I LOVE food! But until recently I had a crazy love/hate thing going on
with it. You see when you use food to deal with emotions, you use it
all wrong. It really is no different than any other drug. It makes you
feel good for a little while and then, when it's gone you feel guilty,
you hate yourself for the way you look and the way you feel.
Don't get me wrong, I still LOVE food. But NOW, now I can eat a little
bit of anything I like because its controlled, its planned and its for
better reasons. I eat fruits and veggies because that's what my body
needs. When I'm truly hungry I have healthy options in my kitchen and
at work so that I can eat because I need it.

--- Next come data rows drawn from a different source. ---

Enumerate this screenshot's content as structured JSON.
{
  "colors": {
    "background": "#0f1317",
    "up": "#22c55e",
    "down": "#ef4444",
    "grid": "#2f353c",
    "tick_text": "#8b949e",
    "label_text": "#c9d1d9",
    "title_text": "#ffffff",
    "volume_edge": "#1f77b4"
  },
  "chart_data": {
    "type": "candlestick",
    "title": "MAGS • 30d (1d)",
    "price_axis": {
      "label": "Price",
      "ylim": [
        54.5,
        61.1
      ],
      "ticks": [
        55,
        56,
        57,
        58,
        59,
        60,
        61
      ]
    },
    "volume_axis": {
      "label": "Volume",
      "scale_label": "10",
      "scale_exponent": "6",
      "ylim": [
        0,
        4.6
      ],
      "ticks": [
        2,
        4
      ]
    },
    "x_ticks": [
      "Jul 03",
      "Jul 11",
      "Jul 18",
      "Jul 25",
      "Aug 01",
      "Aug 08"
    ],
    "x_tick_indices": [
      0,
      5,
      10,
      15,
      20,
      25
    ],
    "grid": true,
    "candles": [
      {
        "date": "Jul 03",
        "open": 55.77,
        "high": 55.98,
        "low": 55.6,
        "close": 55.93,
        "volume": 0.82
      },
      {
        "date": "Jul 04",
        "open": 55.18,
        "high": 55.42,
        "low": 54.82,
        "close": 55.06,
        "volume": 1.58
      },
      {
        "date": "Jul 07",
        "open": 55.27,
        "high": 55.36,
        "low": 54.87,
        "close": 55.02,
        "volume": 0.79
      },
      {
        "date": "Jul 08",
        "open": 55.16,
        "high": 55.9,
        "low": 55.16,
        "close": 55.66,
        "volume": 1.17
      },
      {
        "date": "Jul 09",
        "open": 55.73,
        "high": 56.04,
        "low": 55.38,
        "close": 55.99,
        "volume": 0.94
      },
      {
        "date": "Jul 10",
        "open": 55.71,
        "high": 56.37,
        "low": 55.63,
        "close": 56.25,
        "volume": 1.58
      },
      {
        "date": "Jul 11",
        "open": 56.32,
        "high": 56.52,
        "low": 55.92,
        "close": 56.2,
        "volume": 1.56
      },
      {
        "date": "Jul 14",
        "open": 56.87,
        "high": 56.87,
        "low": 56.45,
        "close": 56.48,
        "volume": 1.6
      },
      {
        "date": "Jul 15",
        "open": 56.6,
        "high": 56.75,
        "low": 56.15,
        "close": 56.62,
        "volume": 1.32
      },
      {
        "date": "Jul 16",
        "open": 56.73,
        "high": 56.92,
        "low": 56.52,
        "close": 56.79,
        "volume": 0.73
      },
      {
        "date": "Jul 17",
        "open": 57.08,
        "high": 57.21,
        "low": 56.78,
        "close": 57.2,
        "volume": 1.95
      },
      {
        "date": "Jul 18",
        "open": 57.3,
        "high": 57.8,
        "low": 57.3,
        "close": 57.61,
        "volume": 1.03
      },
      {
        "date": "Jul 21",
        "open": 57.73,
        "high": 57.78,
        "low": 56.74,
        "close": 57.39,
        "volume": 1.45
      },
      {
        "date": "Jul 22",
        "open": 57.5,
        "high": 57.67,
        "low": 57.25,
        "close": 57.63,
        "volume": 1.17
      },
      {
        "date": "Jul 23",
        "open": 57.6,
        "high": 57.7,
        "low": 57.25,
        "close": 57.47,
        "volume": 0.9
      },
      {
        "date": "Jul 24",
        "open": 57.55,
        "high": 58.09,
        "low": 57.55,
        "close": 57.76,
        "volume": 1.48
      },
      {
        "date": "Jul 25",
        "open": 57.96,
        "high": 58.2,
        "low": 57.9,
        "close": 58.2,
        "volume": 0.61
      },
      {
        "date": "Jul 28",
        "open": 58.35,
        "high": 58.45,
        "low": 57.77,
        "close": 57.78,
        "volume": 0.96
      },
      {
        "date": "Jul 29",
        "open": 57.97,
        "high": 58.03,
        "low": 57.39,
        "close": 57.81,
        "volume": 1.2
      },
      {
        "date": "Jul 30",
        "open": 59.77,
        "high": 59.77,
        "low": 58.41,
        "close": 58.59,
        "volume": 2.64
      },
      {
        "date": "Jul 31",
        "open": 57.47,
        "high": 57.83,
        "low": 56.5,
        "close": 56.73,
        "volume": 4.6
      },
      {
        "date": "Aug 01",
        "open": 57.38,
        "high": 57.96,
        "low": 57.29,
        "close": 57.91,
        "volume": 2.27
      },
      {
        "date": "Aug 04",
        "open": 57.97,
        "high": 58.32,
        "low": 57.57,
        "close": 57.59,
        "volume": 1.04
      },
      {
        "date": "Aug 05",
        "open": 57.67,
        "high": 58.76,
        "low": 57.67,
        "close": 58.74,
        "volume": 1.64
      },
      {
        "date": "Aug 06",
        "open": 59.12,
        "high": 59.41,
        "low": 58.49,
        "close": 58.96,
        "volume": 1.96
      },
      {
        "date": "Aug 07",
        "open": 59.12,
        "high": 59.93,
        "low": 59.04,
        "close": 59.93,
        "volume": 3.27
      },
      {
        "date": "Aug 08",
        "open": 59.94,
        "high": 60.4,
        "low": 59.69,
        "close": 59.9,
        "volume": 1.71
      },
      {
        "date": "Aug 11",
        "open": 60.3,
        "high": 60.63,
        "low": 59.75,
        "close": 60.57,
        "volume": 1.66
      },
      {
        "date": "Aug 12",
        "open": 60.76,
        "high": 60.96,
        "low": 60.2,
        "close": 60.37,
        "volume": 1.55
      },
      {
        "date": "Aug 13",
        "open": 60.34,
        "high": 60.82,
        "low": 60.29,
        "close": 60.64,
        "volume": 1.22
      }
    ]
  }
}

And when I really WANT
something that isn't so healthy, I can see my points, I can give a
little here, to have a little there. When I know I'm making mac n
cheese for dinner, I take it a little easier at lunch. And then when
dinner comes, I take out a measuring cup, I measure a serving, a real
serving, not a well it fits on my plate so I'm sure its a serving and I
enjoy it. I track my points and I don't have to feel guilty about it.
What I DON'T do anymore is deal with a stressful day by making myself an
entire box of mac n cheese after everyone else is asleep. Now I work
out or I chat with a friend to deal with stress.